Add 0.4 mL Lysis Buffer (L7). Place the cap on the tube and ensure it is secure. Mix gently by inverting the capped tube until the lysate mixture is thoroughly homogenous. Do not vortex.
Incubate the lysate at room temperature for 5 minutes. Do not exceed 5 minutes.
Add 0.4 mL Precipitation Buffer (N3) and mix immediately by inverting the tube until the mixture is thoroughly homogeneous. Do not vortex. Centrifuge the lysate at >12000g for 10 mins at RT.
*Don’t load onto the column provided with the kit. It decreases yield of bacmid and does not increase the quality of bacmid obtained*
Take the supernatant gently without disturbing the pellet Add 0.63mL ice cold isopropanol to the supernatant. Mix well and incubate at RT for 15 mins.
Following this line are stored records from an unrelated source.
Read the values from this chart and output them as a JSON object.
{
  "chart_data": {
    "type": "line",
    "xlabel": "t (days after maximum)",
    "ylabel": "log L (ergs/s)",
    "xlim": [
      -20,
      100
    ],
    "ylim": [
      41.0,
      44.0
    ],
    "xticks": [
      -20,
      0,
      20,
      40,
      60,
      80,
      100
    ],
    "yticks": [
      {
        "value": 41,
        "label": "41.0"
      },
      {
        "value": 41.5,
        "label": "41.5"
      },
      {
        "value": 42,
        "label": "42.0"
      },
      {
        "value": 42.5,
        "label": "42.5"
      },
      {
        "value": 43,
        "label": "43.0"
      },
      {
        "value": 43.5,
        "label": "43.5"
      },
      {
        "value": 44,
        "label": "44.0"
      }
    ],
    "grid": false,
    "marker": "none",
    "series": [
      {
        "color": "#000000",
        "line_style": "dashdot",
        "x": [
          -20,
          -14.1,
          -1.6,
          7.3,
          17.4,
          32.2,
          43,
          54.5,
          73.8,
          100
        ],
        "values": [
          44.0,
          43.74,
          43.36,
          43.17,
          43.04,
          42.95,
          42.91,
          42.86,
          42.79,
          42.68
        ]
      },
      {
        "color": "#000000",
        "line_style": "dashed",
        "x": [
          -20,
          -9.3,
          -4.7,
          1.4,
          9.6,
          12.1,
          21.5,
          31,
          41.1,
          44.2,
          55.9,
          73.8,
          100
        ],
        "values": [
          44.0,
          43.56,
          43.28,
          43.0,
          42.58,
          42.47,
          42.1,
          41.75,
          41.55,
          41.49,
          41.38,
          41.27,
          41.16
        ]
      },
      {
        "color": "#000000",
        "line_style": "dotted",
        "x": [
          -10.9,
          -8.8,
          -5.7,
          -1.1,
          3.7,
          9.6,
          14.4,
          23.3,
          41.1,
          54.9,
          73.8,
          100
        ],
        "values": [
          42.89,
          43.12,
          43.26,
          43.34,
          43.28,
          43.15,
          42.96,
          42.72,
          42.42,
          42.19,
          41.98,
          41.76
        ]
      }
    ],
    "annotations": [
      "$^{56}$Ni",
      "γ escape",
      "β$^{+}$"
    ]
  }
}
*Alternatively, keep overnight at −20°C for precipitation*
Centrifuge tube at >12000g for 30 mins
Air dry the pellet for 10 mins, then resuspend the purified bacmid DNA in 60 uL water.
Solubilize bacmid DNA for 1 hr at 65°C or 4°C overnight.
*4°C overnight is much better than 65°C*
Measure concentration of bacmid with Nanodrop.
Acknowledgments
The authors would like to thank Dr. Xiangshu Jin, Michigan State University for providing the Sf21 cell line for this work.